Appellant was admonished in the Wise County case that he was giving up his right to appeal, and the trial court's certificate of right to appeal stated that Appellant had no right to appeal. But there is no mention of the right to file a motion for new trial either in the certificate or in the admonishments, nor does the record contain any waiver of Appellant's right to file a motion for new trial in the Wise County case.
The purpose of a motion for new trial is different from the purpose of an appeal. Appeal is rarely the proper vehicle for raising ineffective assistance of counsel, newly discovered evidence, involuntariness of the plea, or any other irregularity that calls into question the legitimacy of the plea proceedings.
It is well-settled law that
[b]efore a prior conviction may be relied on to enhance the punishment in a subsequent case such prior conviction must be final. If an appeal has been taken from a judgment of guilty in the trial court, that conviction does not become final until the judgment of the lower court has been affirmed by the appellate court.4
The issue before this court is whether the Wise County DWI conviction was final at the time Appellant committed the Tarrant County DWI before us. An appealed prior conviction alleged in an indictment for enhancement purposes does not become final until the appellate court issues its mandate affirming the conviction.5
Our sister court in Waco has addressed the issue of when a conviction becomes final in the context of DWI enhancement:
The holdings in Serrato and Williamson and the plain language of section 49.09(d) clearly indicate that a prior DWI conviction must be a “final conviction” before it can be used to elevate a subsequent DWI to a Class A misdemeanor or third-degree felony.6
In a footnote citing Jordan v. State,7 the Waco court explained that
a prior DWI conviction would not be “final” if an appeal were still pending from that conviction. Thus, such a conviction could not be used to elevate a subsequent DWI to a Class A misdemeanor or third-degree felony.8
In the case before us, the record shows that the Wise County DWI was not a final conviction when the instant Tarrant County DWI occurred. Accordingly, we hold that the trial court reversibly erred and abused its discretion by denying Appellant's pretrial motion to quash the indictment. We therefore reverse the trial court's judgment and remand this case to the trial court with instructions that the trial court (1) modify its judgment to delete the felony repetition finding and the felony DWI conviction and to instead reflect a Class A misdemeanor DWI conviction (with the instant Tarrant County DWI Class B conviction enhanced by the unchallenged 2009 Tarrant County DWI Class B conviction) and (2) conduct a new trial on punishment.

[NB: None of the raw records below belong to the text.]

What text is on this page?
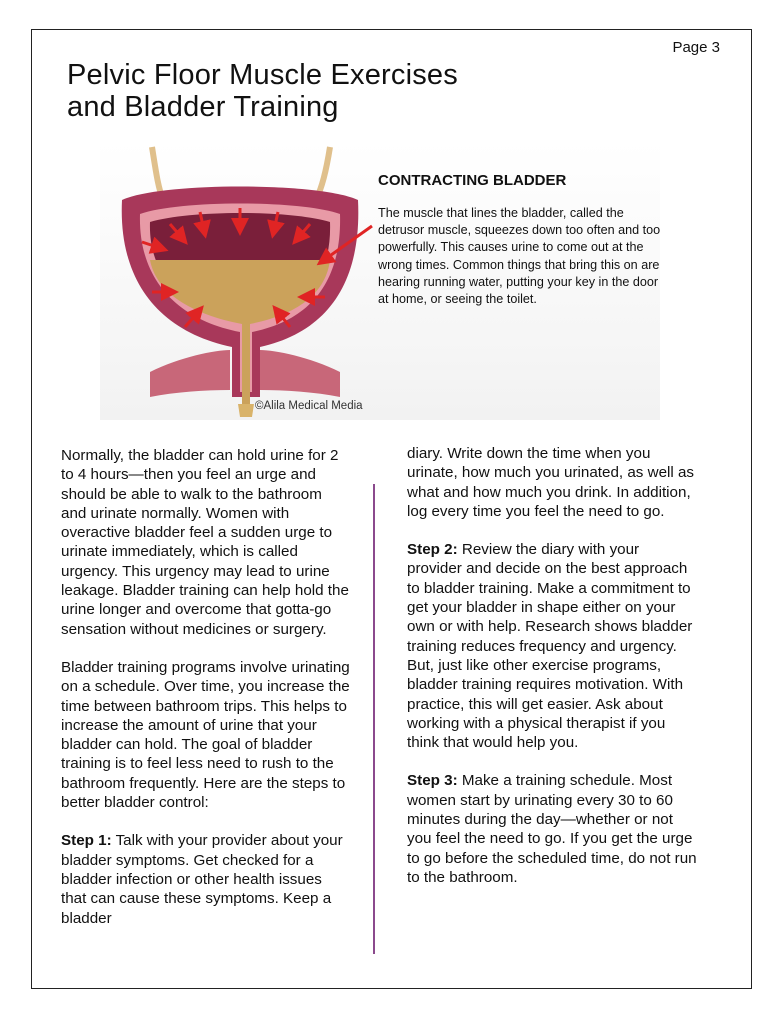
Page 3
Pelvic Floor Muscle Exercises
and Bladder Training
CONTRACTING BLADDER
The muscle that lines the bladder, called the detrusor muscle, squeezes down too often and too powerfully. This causes urine to come out at the wrong times. Common things that bring this on are hearing running water, putting your key in the door at home, or seeing the toilet.
©Alila Medical Media

Normally, the bladder can hold urine for 2 to 4 hours—then you feel an urge and should be able to walk to the bathroom and urinate normally. Women with overactive bladder feel a sudden urge to urinate immediately, which is called urgency. This urgency may lead to urine leakage. Bladder training can help hold the urine longer and overcome that gotta-go sensation without medicines or surgery.

Bladder training programs involve urinating on a schedule. Over time, you increase the time between bathroom trips. This helps to increase the amount of urine that your bladder can hold. The goal of bladder training is to feel less need to rush to the bathroom frequently. Here are the steps to better bladder control:

Step 1: Talk with your provider about your bladder symptoms. Get checked for a bladder infection or other health issues that can cause these symptoms. Keep a bladder

diary. Write down the time when you urinate, how much you urinated, as well as what and how much you drink. In addition, log every time you feel the need to go.

Step 2: Review the diary with your provider and decide on the best approach to bladder training. Make a commitment to get your bladder in shape either on your own or with help. Research shows bladder training reduces frequency and urgency. But, just like other exercise programs, bladder training requires motivation. With practice, this will get easier. Ask about working with a physical therapist if you think that would help you.

Step 3: Make a training schedule. Most women start by urinating every 30 to 60 minutes during the day—whether or not you feel the need to go. If you get the urge to go before the scheduled time, do not run to the bathroom.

1. Lundgren v. State, No. 02–11–00023–CR, 2011 WL 754344, at *1 (Tex.App.-Fort Worth Mar. 3, 2011, no pet.) (mem. op., not designated for publication).
2. See Tex. Penal Code Ann. § 49.09(b)(2), (d) (West Supp.2013).
3. See id. § 49.09(a).
4. Arbuckle v. State, 132 Tex.Crim. 371, 372–73, 105 S.W.2d 219, 219, (Tex.Crim.App.1937).
5. Beal v. State, 91 S.W.3d 794, 796 (Tex.Crim.App.2002).
6. Vrba v. State, 69 S.W.3d 713, 722 (Tex.App.-Waco 2002, no pet.) (citations omitted).
7. 36 S.W.3d 871, 875 (Tex.Crim.App.2001).
8. Vrba, 69 S.W.3d at 722 n. 4.
LEE ANN DAUPHINOT, Justice.
GABRIEL, J., concurs without opinion.